Бестужев хмыкнул, отвел взгляд от молодого семейства и взялся за чемоданы. Оставалось пройти совсем немного. Коляска Славика бодро катила того вперед, лишенный груза чемоданов, он резко, почти зло работал руками. На спуске с пригорка Елизаров так набрал скорость, что Саше пришлось бежать, беззлобно нарекая друга идиотом.
— В детстве в гонки не доиграл? Я тебя по запчастям собирать не буду, угомонись.
Тот лишь счастливо щерился, осматривая приближающуюся улицу и дома.
— Запчастей немного осталось, справишься быстро. Мы сразу в дом Весняны?
— Нет, мы будем жить в другом месте. — Бестужева невольно передернуло, в прошлые годы он возвращался к той избе. Прожигал пропитанный засохшей кровью порог ненавидящим взглядом. А войти внутрь не набрался сил. Там, на печи, осталась Катина камера, в бане валялась смятая пижама с вывернутой наизнанку розовой майкой. Мать Смоль отказалась ехать сюда, горе сожрало годы её жизни, казалось, за месяц она постарела на десять лет. Кроме седых волос и сетки морщин у глаз ничто не выдавало боли. Кто-то называл её сильной, а кто-то посчитал плохой матерью, не тоскующей по погибшему ребенку как следует. Сам Бестужев так и не нашел в себе сил пойти на её похороны, закрытый пустой гроб вызывал приливы душащего отвращения. Хотелось кричать о том, что Смоль жива. Он чувствует, она тянет его за собой на дно. Хотелось вопить. Но его бы никто не услышал, ему не верили.
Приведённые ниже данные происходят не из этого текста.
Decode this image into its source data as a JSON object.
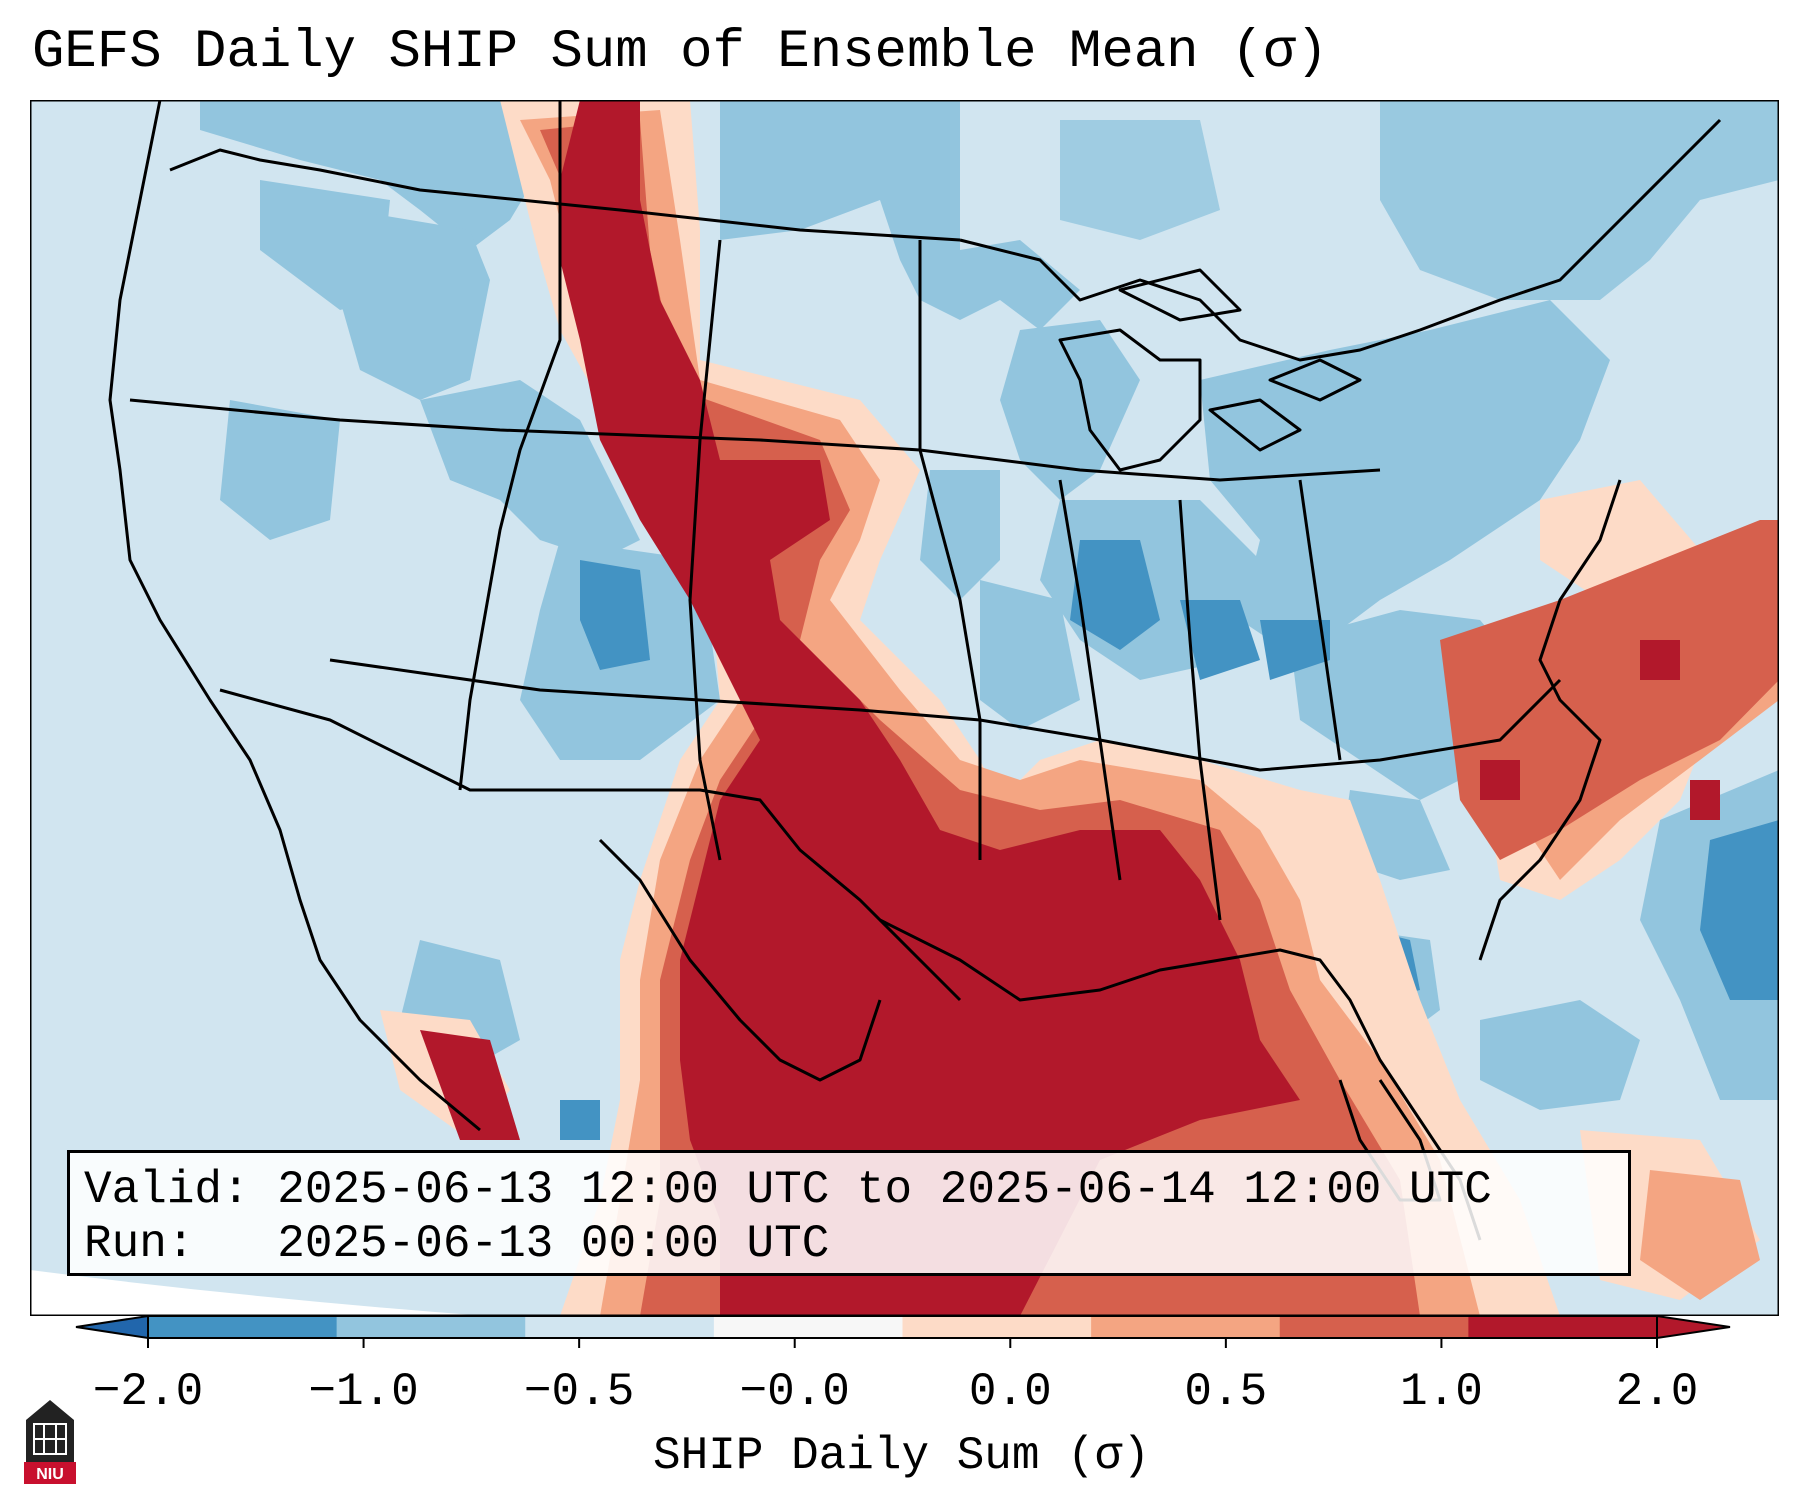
{
  "title": "GEFS Daily SHIP Sum of Ensemble Mean (σ)",
  "valid_line": "Valid: 2025-06-13 12:00 UTC to 2025-06-14 12:00 UTC",
  "run_line": "Run:   2025-06-13 00:00 UTC",
  "colorbar": {
    "label": "SHIP Daily Sum (σ)",
    "ticks": [
      "−2.0",
      "−1.0",
      "−0.5",
      "−0.0",
      "0.0",
      "0.5",
      "1.0",
      "2.0"
    ],
    "colors": [
      "#4393c3",
      "#92c5de",
      "#d1e5f0",
      "#f7f7f7",
      "#fddbc7",
      "#f4a582",
      "#d6604d",
      "#b2182b"
    ],
    "extend_low_color": "#2166ac",
    "extend_high_color": "#b2182b"
  },
  "logo": {
    "text": "NIU"
  }
}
На третий его приезд кровь с порога пропала, покосившаяся дверь встала ровнее, отсыревшая и отошедшая от окна ставня поправилась чьей-то заботливой рукой. Он подумал, что приехали родственники погибшей женщины. Но деревенские говорили иное.
Отвечая на невысказанный вопрос друга, он кивнул в сторону поворота на вторую широкую улочку. Их встречали горящие любопытством глаза за ставнями распахнутых окон и лай дворовых собак, прячущихся от полуденной жары в будках.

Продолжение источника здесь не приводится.